La sequía golpea la agropecuaria dominicana: pérdidas de hasta 35 % y el plátano podría llegar a RD$50
Agricultura activó desde abril un plan de contingencia, mientras el Gobierno reporta señales de mejoría en las lluvias
Redacción de Libertad Comunicacional
Editor jefe: Domingo Batista
7 de septiembre de 2026 a las 06:57 a. m.Lectura de 5 min

Fotografía: La sequía golpea al sector agropecuario
La sequía que afecta a la República Dominicana desde el ciclo primavera-verano, con una profundización severa en los últimos dos meses, comienza a golpear con fuerza distintos eslabones de la agroindustria nacional, con pérdidas de cosechas, menor disponibilidad de agua, deterioro del ganado y alzas de precios que ya se sienten en el mercado. El diagnóstico surgió durante el XXVIII Encuentro Nacional de Líderes del Sector Agropecuario, organizado por la Junta Agroempresarial Dominicana (JAD) en Bávaro.
El plátano, alimento de primera necesidad en la dieta dominicana, es uno de los más afectados. Edgar García Peralta, miembro de la Asociación Dominicana de Productores de Plátanos (Adoplátano) y director regional del Inespre en el este, estimó pérdidas de entre 1.5 y 2 millones de pesos en su propio proyecto agrícola, atribuidas a la caída de plantas por falta de agua. El presidente de Adoplátano, Alex Cruz, advirtió por separado que el precio de la unidad que ya ronda los RD$25 en algunos comercios podría duplicarse hasta alcanzar los RD$50 en las próximas semanas, y que la presión al alza, contraria al patrón estacional habitual de noviembre a febrero, podría extenderse hasta abril de 2027 si persiste la falta de lluvias.

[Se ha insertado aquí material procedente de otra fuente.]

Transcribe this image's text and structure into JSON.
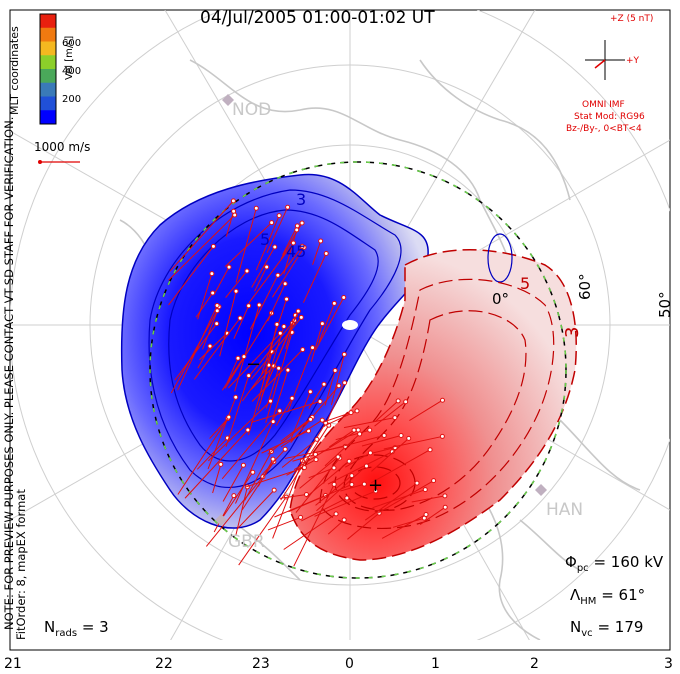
{
  "title": "04/Jul/2005 01:00-01:02 UT",
  "colorbar": {
    "label": "Vel [m/s]",
    "ticks": [
      "600",
      "400",
      "200"
    ],
    "colors": [
      "#e8200f",
      "#f07a10",
      "#f4b820",
      "#8ccf2a",
      "#4aa85a",
      "#3a7ab8",
      "#2050d8",
      "#0000ff"
    ]
  },
  "coords_label": "MLT coordinates",
  "scale_vector_label": "1000 m/s",
  "note_text": "NOTE: FOR PREVIEW PURPOSES ONLY. PLEASE CONTACT VT-SD STAFF FOR VERIFICATION.",
  "fit_text": "FitOrder: 8, mapEX format",
  "imf": {
    "z_label": "+Z (5 nT)",
    "y_label": "+Y",
    "source": "OMNI IMF",
    "model": "Stat Mod: RG96",
    "condition": "Bz-/By-, 0<BT<4"
  },
  "latitude_labels": [
    "60°",
    "50°",
    "0°"
  ],
  "station_labels": [
    "NOD",
    "HAN",
    "GBR"
  ],
  "contour_labels": [
    "3",
    "5",
    "45",
    "5",
    "3"
  ],
  "stats": {
    "phi_symbol": "Φ",
    "phi_sub": "pc",
    "phi_value": "= 160 kV",
    "lambda_symbol": "Λ",
    "lambda_sub": "HM",
    "lambda_value": "= 61°",
    "nvc_symbol": "N",
    "nvc_sub": "vc",
    "nvc_value": "= 179",
    "nrads_symbol": "N",
    "nrads_sub": "rads",
    "nrads_value": "= 3"
  },
  "mlt_ticks": [
    "21",
    "22",
    "23",
    "0",
    "1",
    "2",
    "3"
  ],
  "colors": {
    "negative_cell": "#0000ff",
    "positive_cell": "#e00000",
    "boundary": "#6ad04a"
  }
}
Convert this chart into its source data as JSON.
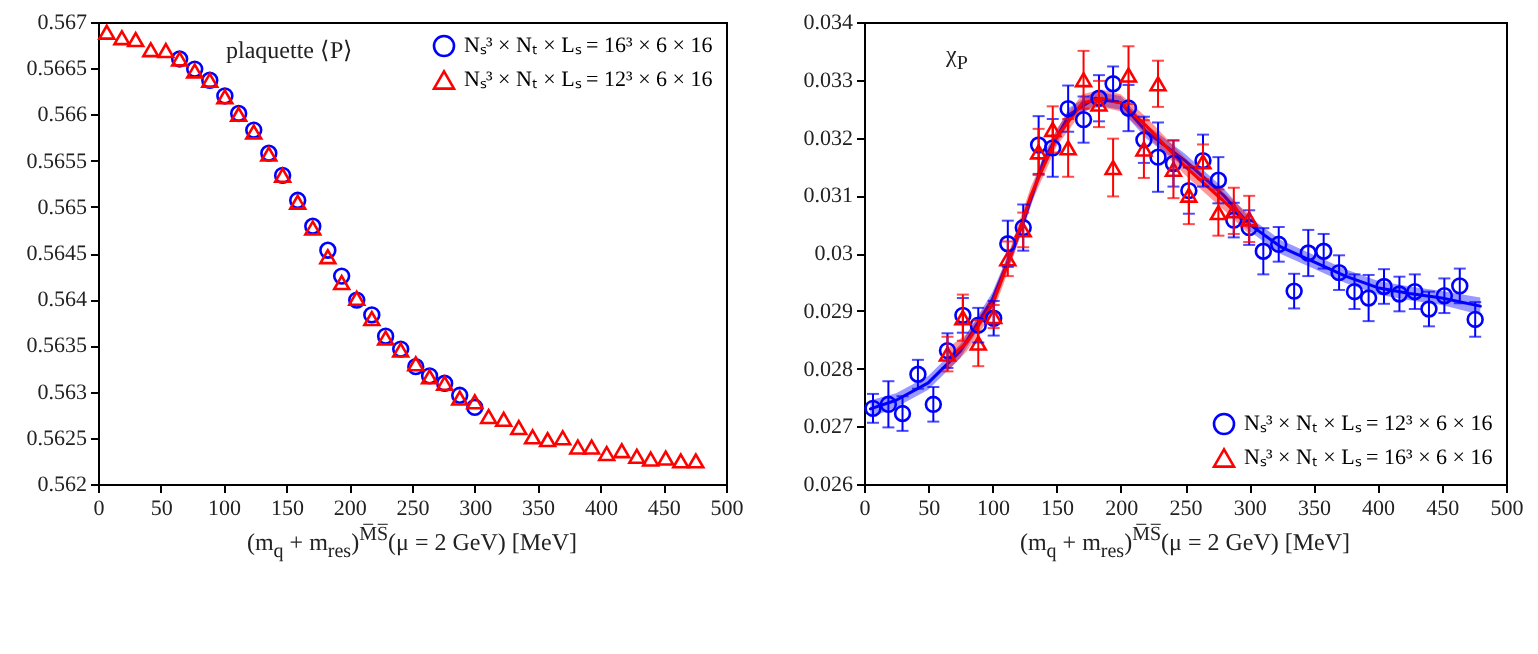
{
  "chart_data": [
    {
      "type": "scatter",
      "title": "plaquette ⟨P⟩",
      "xlabel": "(m$_{q}$ + m$_{res}$)$^{M̅S̅}$(μ = 2 GeV) [MeV]",
      "xlim": [
        0,
        500
      ],
      "xticks": [
        0,
        50,
        100,
        150,
        200,
        250,
        300,
        350,
        400,
        450,
        500
      ],
      "ylim": [
        0.562,
        0.567
      ],
      "yticks": [
        0.562,
        0.5625,
        0.563,
        0.5635,
        0.564,
        0.5645,
        0.565,
        0.5655,
        0.566,
        0.5665,
        0.567
      ],
      "legend": "top right",
      "series": [
        {
          "name": "Nₛ³ × Nₜ × Lₛ = 16³ × 6 × 16",
          "color": "#0000ff",
          "marker": "circle",
          "x": [
            65,
            77,
            89,
            101,
            112,
            124,
            136,
            147,
            159,
            171,
            183,
            194,
            206,
            218,
            229,
            241,
            253,
            264,
            276,
            288,
            300
          ],
          "values": [
            0.5666,
            0.56649,
            0.56637,
            0.5662,
            0.56601,
            0.56583,
            0.56558,
            0.56534,
            0.56507,
            0.56479,
            0.56453,
            0.56425,
            0.56399,
            0.56383,
            0.5636,
            0.56346,
            0.56327,
            0.56317,
            0.56309,
            0.56296,
            0.56283
          ]
        },
        {
          "name": "Nₛ³ × Nₜ × Lₛ = 12³ × 6 × 16",
          "color": "#ff0000",
          "marker": "triangle",
          "x": [
            7,
            19,
            30,
            42,
            54,
            65,
            77,
            89,
            101,
            112,
            124,
            136,
            147,
            159,
            171,
            183,
            194,
            206,
            218,
            229,
            241,
            253,
            264,
            276,
            288,
            300,
            311,
            323,
            335,
            346,
            358,
            370,
            382,
            393,
            405,
            417,
            429,
            440,
            452,
            464,
            476
          ],
          "values": [
            0.56689,
            0.56683,
            0.56681,
            0.5667,
            0.56669,
            0.5666,
            0.56647,
            0.56637,
            0.56619,
            0.566,
            0.56581,
            0.56557,
            0.56534,
            0.56505,
            0.56477,
            0.56446,
            0.56418,
            0.56401,
            0.56379,
            0.56358,
            0.56345,
            0.5633,
            0.56316,
            0.56309,
            0.56293,
            0.56289,
            0.56273,
            0.5627,
            0.56261,
            0.56251,
            0.56248,
            0.5625,
            0.5624,
            0.5624,
            0.56233,
            0.56236,
            0.5623,
            0.56227,
            0.56228,
            0.56225,
            0.56225
          ]
        }
      ]
    },
    {
      "type": "scatter",
      "title": "χ$_{P}$",
      "xlabel": "(m$_{q}$ + m$_{res}$)$^{M̅S̅}$(μ = 2 GeV) [MeV]",
      "xlim": [
        0,
        500
      ],
      "xticks": [
        0,
        50,
        100,
        150,
        200,
        250,
        300,
        350,
        400,
        450,
        500
      ],
      "ylim": [
        0.026,
        0.034
      ],
      "yticks": [
        0.026,
        0.027,
        0.028,
        0.029,
        0.03,
        0.031,
        0.032,
        0.033,
        0.034
      ],
      "legend": "bottom right",
      "series": [
        {
          "type": "line",
          "color": "#0000ff",
          "x": [
            5,
            25,
            50,
            75,
            100,
            115,
            125,
            140,
            160,
            180,
            200,
            220,
            250,
            280,
            300,
            325,
            350,
            375,
            400,
            425,
            450,
            480
          ],
          "values": [
            0.0273,
            0.02745,
            0.02775,
            0.0283,
            0.0292,
            0.03,
            0.0306,
            0.0316,
            0.0324,
            0.03268,
            0.0326,
            0.0321,
            0.0316,
            0.031,
            0.0305,
            0.0301,
            0.02985,
            0.0296,
            0.0294,
            0.0293,
            0.02922,
            0.02908
          ],
          "lower": [
            0.02715,
            0.02733,
            0.02763,
            0.02818,
            0.02908,
            0.02988,
            0.03048,
            0.03148,
            0.03228,
            0.03256,
            0.03248,
            0.03198,
            0.03148,
            0.03088,
            0.03038,
            0.02998,
            0.02973,
            0.02948,
            0.02928,
            0.02918,
            0.0291,
            0.02893
          ],
          "upper": [
            0.02745,
            0.02757,
            0.02787,
            0.02842,
            0.02932,
            0.03012,
            0.03072,
            0.03172,
            0.03252,
            0.0328,
            0.03272,
            0.03222,
            0.03172,
            0.03112,
            0.03062,
            0.03022,
            0.02997,
            0.02972,
            0.02952,
            0.02942,
            0.02934,
            0.02923
          ]
        },
        {
          "type": "line",
          "color": "#ff0000",
          "x": [
            65,
            80,
            100,
            115,
            130,
            150,
            170,
            185,
            200,
            220,
            250,
            280,
            300
          ],
          "values": [
            0.02815,
            0.02845,
            0.0291,
            0.03,
            0.031,
            0.032,
            0.0326,
            0.03268,
            0.0326,
            0.0322,
            0.0315,
            0.0309,
            0.0305
          ],
          "lower": [
            0.02795,
            0.0283,
            0.02895,
            0.02985,
            0.03085,
            0.03185,
            0.03245,
            0.03253,
            0.03245,
            0.03205,
            0.03135,
            0.03075,
            0.03033
          ],
          "upper": [
            0.02835,
            0.0286,
            0.02925,
            0.03015,
            0.03115,
            0.03215,
            0.03275,
            0.03283,
            0.03275,
            0.03235,
            0.03165,
            0.03105,
            0.03067
          ]
        },
        {
          "name": "Nₛ³ × Nₜ × Lₛ = 12³ × 6 × 16",
          "color": "#0000ff",
          "marker": "circle",
          "x": [
            7,
            19,
            30,
            42,
            54,
            65,
            77,
            89,
            101,
            112,
            124,
            136,
            147,
            159,
            171,
            183,
            194,
            206,
            218,
            229,
            241,
            253,
            264,
            276,
            288,
            300,
            311,
            323,
            335,
            346,
            358,
            370,
            382,
            393,
            405,
            417,
            429,
            440,
            452,
            464,
            476
          ],
          "values": [
            0.02731,
            0.02738,
            0.02722,
            0.0279,
            0.02738,
            0.02831,
            0.02892,
            0.02875,
            0.02887,
            0.03016,
            0.03044,
            0.03187,
            0.03182,
            0.0325,
            0.03231,
            0.03268,
            0.03293,
            0.03251,
            0.03196,
            0.03166,
            0.03155,
            0.03108,
            0.0316,
            0.03126,
            0.03057,
            0.03044,
            0.03003,
            0.03015,
            0.02934,
            0.03,
            0.03003,
            0.02966,
            0.02933,
            0.02922,
            0.02942,
            0.02929,
            0.02933,
            0.02903,
            0.02926,
            0.02943,
            0.02885
          ],
          "errors": [
            0.00025,
            0.0004,
            0.0003,
            0.00025,
            0.0003,
            0.0003,
            0.0003,
            0.0003,
            0.0003,
            0.0004,
            0.0004,
            0.0005,
            0.0005,
            0.0004,
            0.0004,
            0.0004,
            0.0003,
            0.0004,
            0.0004,
            0.0006,
            0.0004,
            0.0004,
            0.00045,
            0.0004,
            0.0003,
            0.0003,
            0.0004,
            0.0003,
            0.0003,
            0.0004,
            0.0003,
            0.0003,
            0.0003,
            0.0004,
            0.0003,
            0.0003,
            0.0003,
            0.0003,
            0.0003,
            0.0003,
            0.0003
          ]
        },
        {
          "name": "Nₛ³ × Nₜ × Lₛ = 16³ × 6 × 16",
          "color": "#ff0000",
          "marker": "triangle",
          "x": [
            65,
            77,
            89,
            101,
            112,
            124,
            136,
            147,
            159,
            171,
            183,
            194,
            206,
            218,
            229,
            241,
            253,
            264,
            276,
            288,
            300
          ],
          "values": [
            0.02825,
            0.02888,
            0.02844,
            0.0289,
            0.0299,
            0.0304,
            0.03175,
            0.03214,
            0.03182,
            0.033,
            0.03258,
            0.03148,
            0.03308,
            0.0318,
            0.03293,
            0.03145,
            0.031,
            0.03158,
            0.0307,
            0.03073,
            0.03059
          ],
          "errors": [
            0.0003,
            0.0004,
            0.0004,
            0.0002,
            0.0003,
            0.0003,
            0.0004,
            0.0004,
            0.0005,
            0.0005,
            0.0004,
            0.0005,
            0.0005,
            0.0005,
            0.0004,
            0.0005,
            0.0005,
            0.0003,
            0.0004,
            0.0004,
            0.0004
          ]
        }
      ]
    }
  ]
}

En la piña, el productor Fabio Giuntoli calculó pérdidas de rendimiento muy superiores a las de un verano normal: "de verano más sequía, yo creo que superamos por mucho el 30 %", señaló. Aclaró que no prevé escasez del fruto, ya que los productores continúan ampliando la siembra, pero sí una reducción en el calibre y la calidad exigidos para la exportación. En San José de Ocoa, los productores de aguacate atraviesan una situación similar: Daneris Santana, de la Cooperativa Agropecuaria y Servicios Múltiples del Mainel, indicó que, aunque es temprano para cuantificar pérdidas, ya se percibe un deterioro en la calidad de las plantaciones, con lluvias recientes que aliviaron zonas como Rancho Arriba y Nizao, pero dejaron con déficit hídrico a comunidades como Naranjal, El Pinal y La Ciénaga.
El impacto más severo hasta ahora se registra en el mango de exportación. Sugey Espinal, exportadora del rubro, reportó una caída de productividad superior al 35 %: de los 73 contenedores exportados el año pasado, este año la empresa apenas logró completar 42, por las dificultades para dar el manejo de agua requerido a las plantaciones. Los cultivos de ciclo corto, como vegetales, granos y tubérculos, también figuran entre los más vulnerables, aunque productores de arroz consultados por Diario Libre indicaron que, por ahora, mantienen sus cultivos gracias a la disponibilidad de agua en sus zonas.
El sector pecuario tampoco escapa a la crisis. El director general de Ganadería, Abel Madera, confirmó muertes de reses vinculadas a la falta de lluvias, aunque sostuvo que las pérdidas todavía no son cuantiosas: "la sequía está haciendo su estrago. Es un tema cíclico", dijo, y adelantó conversaciones directas con el presidente Luis Abinader para adoptar medidas preventivas.
Frente a este panorama, el Ministerio de Agricultura activó desde abril un Plan de Contingencia frente a la Sequía 2026, que contempla tecnificación del riego, rehabilitación de canales, asistencia técnica, suministro de forraje, acceso a financiamiento y sistemas de alerta temprana. El ministro Francisco Oliverio Espaillat reconoció el impacto sobre los cultivos, aunque destacó señales recientes de mejoría: "todavía necesitamos más lluvia, pero ya las condiciones van cambiando y eso es muy positivo", afirmó. Por su parte, el representante del sector de agroinsumos Ángel Estévez planteó que tecnologías como los polímeros de retención de humedad y el riego por goteo podrían amortiguar parte del impacto mientras se espera la recuperación de las precipitaciones.